Have a look at the function filter_update()
. It is useful if you want to change some filter parameters (especially the covariance matrices) from one call to another.
The function call looks like this:
filter_update(filtered_state_mean, filtered_state_covariance, observation=None, transition_matrix=None, transition_offset=None, transition_covariance=None, observation_matrix=None, observation_offset=None, observation_covariance=None)

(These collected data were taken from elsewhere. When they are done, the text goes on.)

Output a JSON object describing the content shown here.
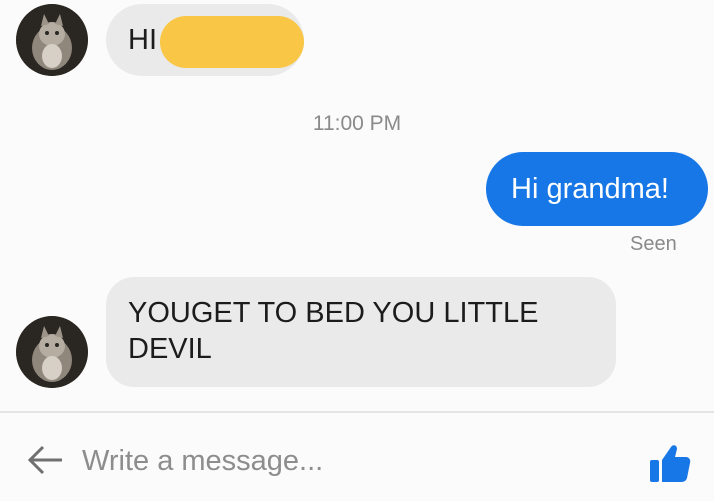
{
  "messages": [
    {
      "sender": "them",
      "text": "HI"
    },
    {
      "sender": "me",
      "text": "Hi grandma!"
    },
    {
      "sender": "them",
      "text": "YOUGET TO BED YOU LITTLE DEVIL"
    }
  ],
  "timestamp": "11:00 PM",
  "receipt": "Seen",
  "composer": {
    "placeholder": "Write a message...",
    "back_icon": "arrow-left-icon",
    "like_icon": "thumbs-up-icon"
  },
  "colors": {
    "outgoing_bubble": "#1877e6",
    "incoming_bubble": "#eaeaea",
    "redaction": "#f9c645"
  }
}
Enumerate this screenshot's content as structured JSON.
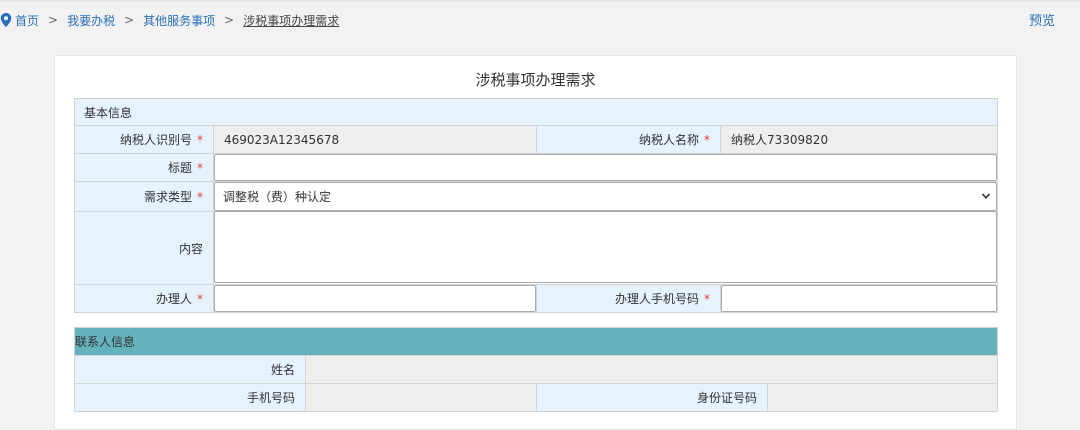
{
  "breadcrumb": {
    "items": [
      "首页",
      "我要办税",
      "其他服务事项",
      "涉税事项办理需求"
    ],
    "separator": ">"
  },
  "header": {
    "preview_label": "预览"
  },
  "form": {
    "title": "涉税事项办理需求",
    "basic_section": "基本信息",
    "taxpayer_id_label": "纳税人识别号",
    "taxpayer_id_value": "469023A12345678",
    "taxpayer_name_label": "纳税人名称",
    "taxpayer_name_value": "纳税人73309820",
    "subject_label": "标题",
    "subject_value": "",
    "demand_type_label": "需求类型",
    "demand_type_value": "调整税（费）种认定",
    "content_label": "内容",
    "content_value": "",
    "handler_label": "办理人",
    "handler_value": "",
    "handler_phone_label": "办理人手机号码",
    "handler_phone_value": "",
    "required_mark": "*"
  },
  "contact": {
    "section": "联系人信息",
    "name_label": "姓名",
    "phone_label": "手机号码",
    "id_card_label": "身份证号码"
  },
  "colors": {
    "link": "#2a6fb6",
    "label_bg": "#e6f2fd",
    "readonly_bg": "#eeeeee",
    "contact_header": "#64b2bd",
    "required": "#e53935"
  }
}
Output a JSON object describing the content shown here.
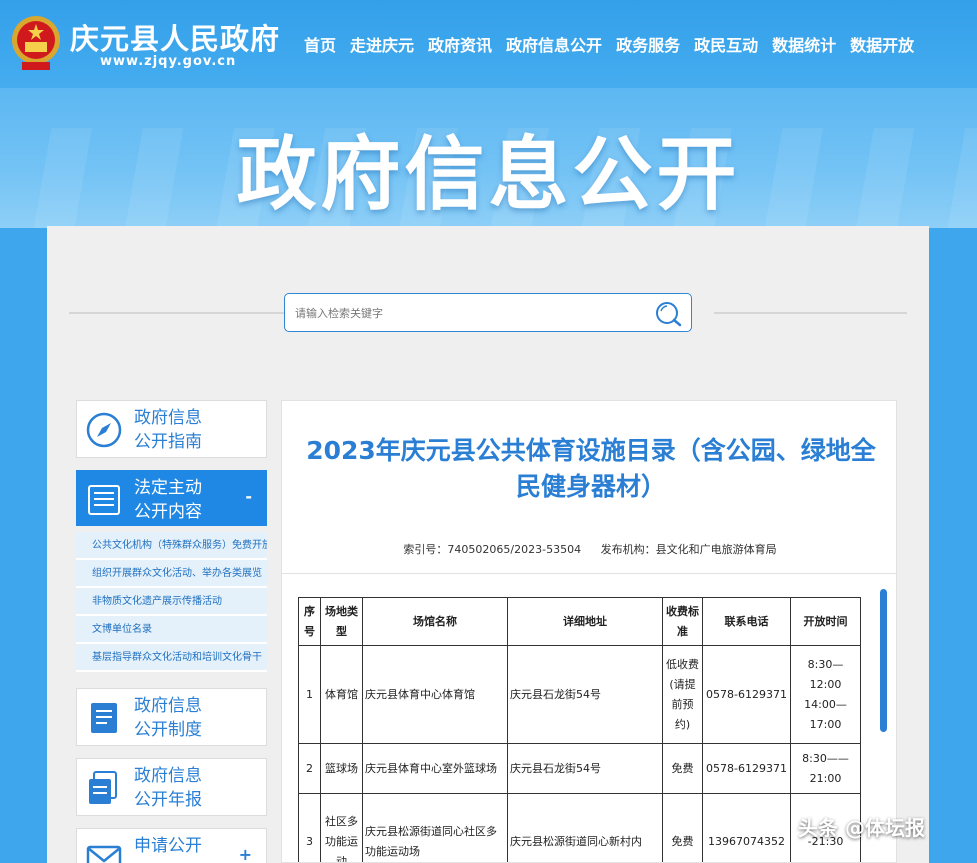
{
  "header": {
    "site_title": "庆元县人民政府",
    "site_url": "www.zjqy.gov.cn",
    "nav": [
      "首页",
      "走进庆元",
      "政府资讯",
      "政府信息公开",
      "政务服务",
      "政民互动",
      "数据统计",
      "数据开放"
    ]
  },
  "banner": {
    "title": "政府信息公开"
  },
  "search": {
    "placeholder": "请输入检索关键字"
  },
  "sidebar": {
    "cards": [
      {
        "label_line1": "政府信息",
        "label_line2": "公开指南",
        "icon": "compass-icon"
      },
      {
        "label_line1": "法定主动",
        "label_line2": "公开内容",
        "icon": "list-doc-icon",
        "toggle": "-"
      },
      {
        "label_line1": "政府信息",
        "label_line2": "公开制度",
        "icon": "document-icon"
      },
      {
        "label_line1": "政府信息",
        "label_line2": "公开年报",
        "icon": "report-icon"
      },
      {
        "label_line1": "申请公开",
        "label_line2": "",
        "icon": "mail-icon",
        "toggle": "+"
      }
    ],
    "sub_items": [
      "公共文化机构（特殊群众服务）免费开放",
      "组织开展群众文化活动、举办各类展览",
      "非物质文化遗产展示传播活动",
      "文博单位名录",
      "基层指导群众文化活动和培训文化骨干"
    ]
  },
  "document": {
    "title": "2023年庆元县公共体育设施目录（含公园、绿地全民健身器材）",
    "index_no": "索引号：740502065/2023-53504",
    "publisher": "发布机构：县文化和广电旅游体育局"
  },
  "table": {
    "headers": [
      "序号",
      "场地类型",
      "场馆名称",
      "详细地址",
      "收费标准",
      "联系电话",
      "开放时间"
    ],
    "rows": [
      [
        "1",
        "体育馆",
        "庆元县体育中心体育馆",
        "庆元县石龙街54号",
        "低收费(请提前预约)",
        "0578-6129371",
        "8:30—12:00 14:00—17:00"
      ],
      [
        "2",
        "篮球场",
        "庆元县体育中心室外篮球场",
        "庆元县石龙街54号",
        "免费",
        "0578-6129371",
        "8:30——21:00"
      ],
      [
        "3",
        "社区多功能运动",
        "庆元县松源街道同心社区多功能运动场",
        "庆元县松源街道同心新村内",
        "免费",
        "13967074352",
        "-21:30"
      ]
    ]
  },
  "watermark": "头条 @体坛报"
}
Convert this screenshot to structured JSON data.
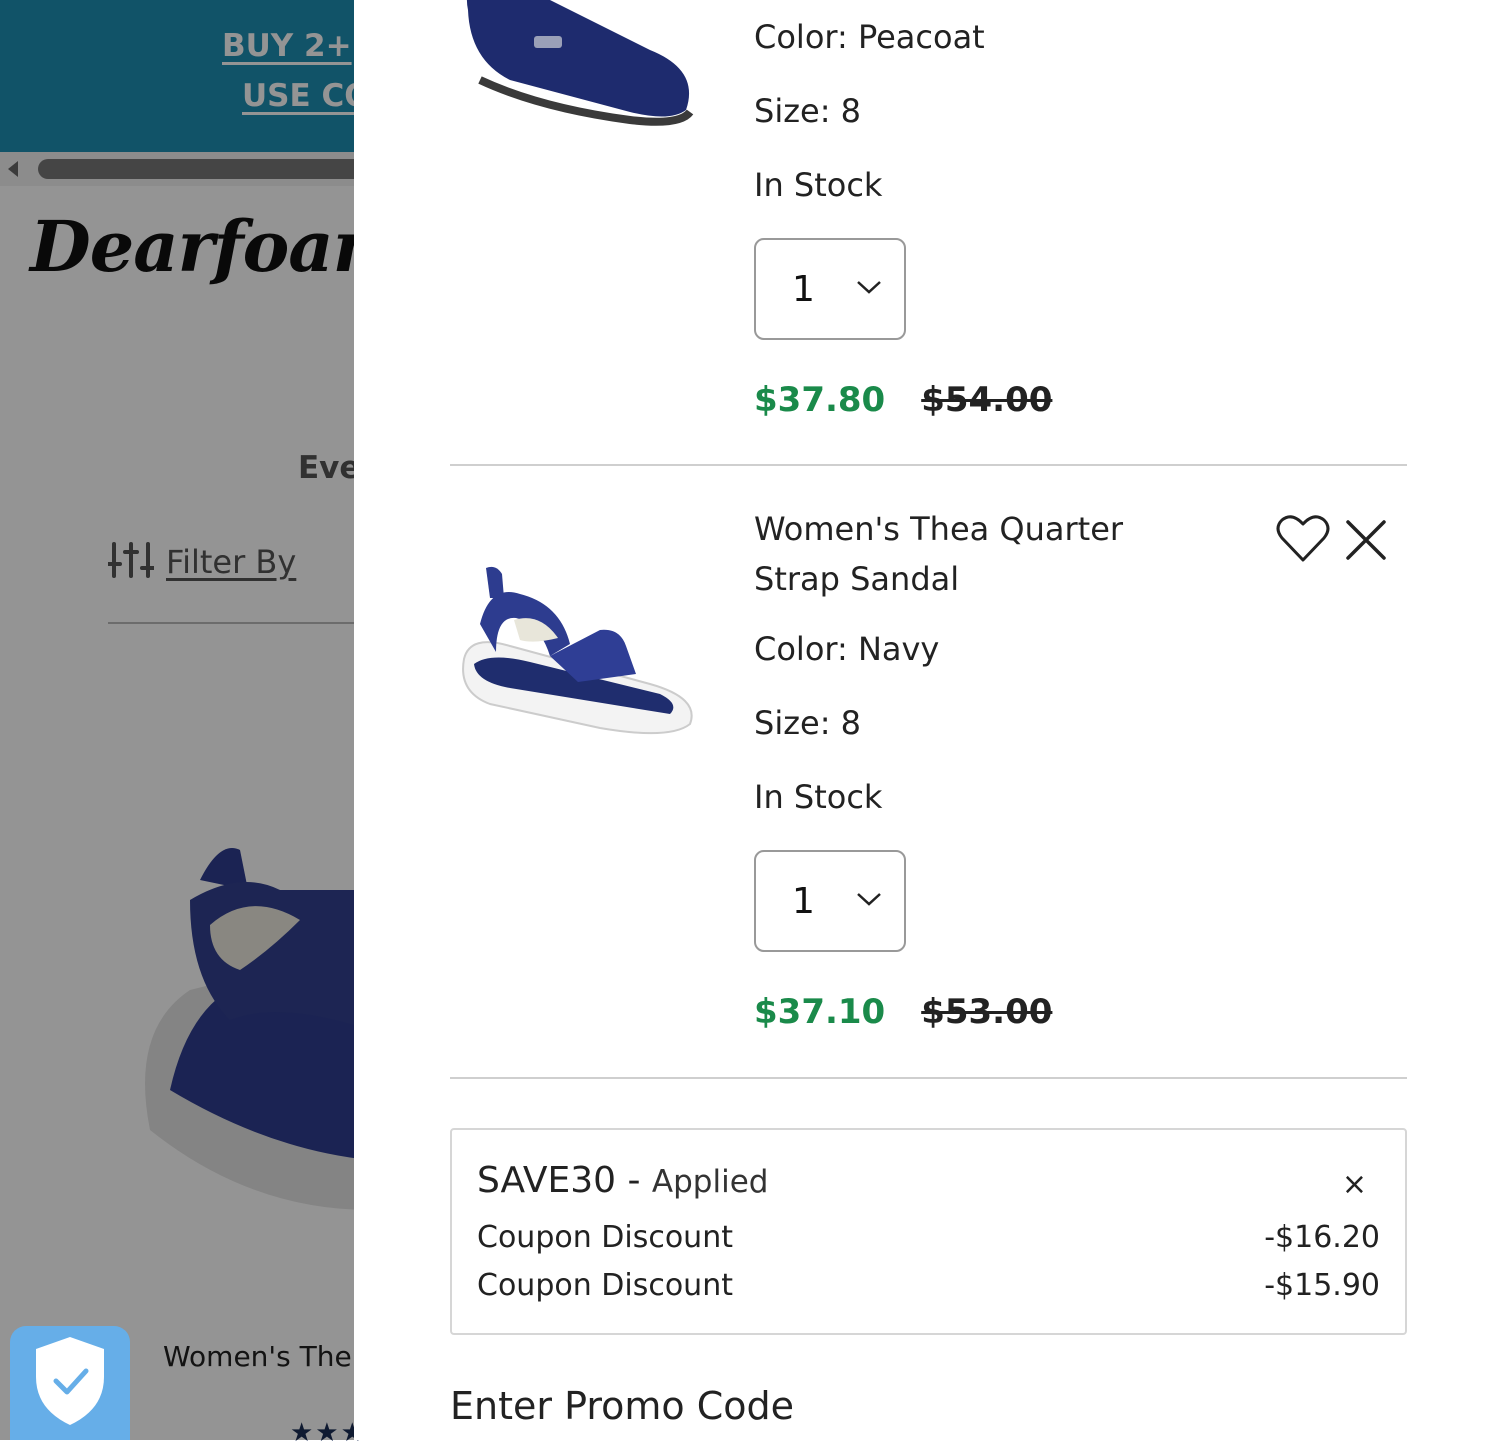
{
  "background": {
    "banner": {
      "line1": "BUY 2+ ",
      "line2": "USE CO"
    },
    "logo": "Dearfoams",
    "section_heading": "Eve",
    "filter_label": "Filter By",
    "product_name": "Women's The",
    "stars": "★★★"
  },
  "cart": {
    "items": [
      {
        "name": "",
        "color": "Color: Peacoat",
        "size": "Size: 8",
        "stock": "In Stock",
        "quantity": "1",
        "price_sale": "$37.80",
        "price_original": "$54.00"
      },
      {
        "name_line1": "Women's Thea Quarter",
        "name_line2": "Strap Sandal",
        "color": "Color: Navy",
        "size": "Size: 8",
        "stock": "In Stock",
        "quantity": "1",
        "price_sale": "$37.10",
        "price_original": "$53.00"
      }
    ],
    "coupon": {
      "code": "SAVE30",
      "separator": " - ",
      "status": "Applied",
      "remove": "×",
      "discounts": [
        {
          "label": "Coupon Discount",
          "amount": "-$16.20"
        },
        {
          "label": "Coupon Discount",
          "amount": "-$15.90"
        }
      ]
    },
    "promo_heading": "Enter Promo Code"
  },
  "colors": {
    "sale_price": "#1a8a4a",
    "banner": "#1e8fb4",
    "badge": "#66aee8"
  },
  "icons": {
    "wishlist": "heart-icon",
    "remove": "close-icon",
    "quantity": "chevron-down-icon",
    "filter": "sliders-icon",
    "security": "shield-check-icon"
  }
}
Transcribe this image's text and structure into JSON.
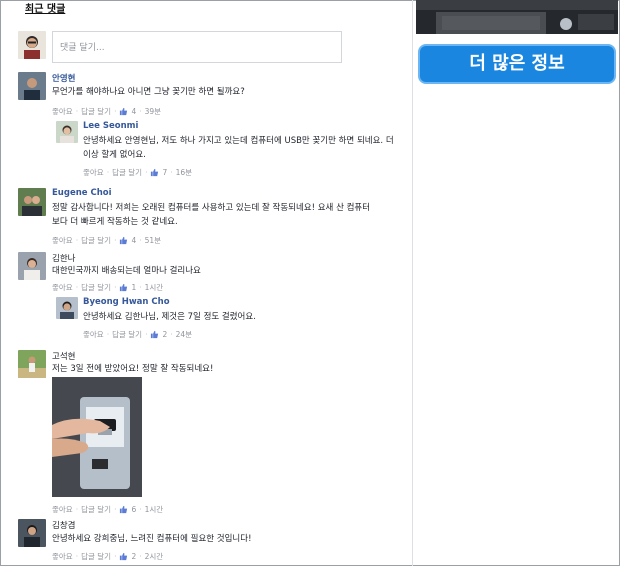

to modify the covariance matrices you just need to put the customized values into transition_covariance and observation_covariance
Have a look at my post here: Kalman filter with varying timesteps
In this example I modified the observation covariance on the fly depending on the sensor the measurement came from:
if Sensor[t] == 0:
obs = None
obs_cov = None
else:
obs = [X[t], Y[t]]
if Sensor[t] == 1:
obs_cov = np.asarray(R_1)
else:
obs_cov = np.asarray(R_2)
filtered_state_means[t], filtered_state_covariances[t] = (
kf.filter_update(
filtered_state_means[t-1],
filtered_state_covariances[t-1],
observation = obs,
observation_covariance = obs_cov)
)
For some reason one has to cast the observation covariance to np.asarray
, otherwise the library does not work.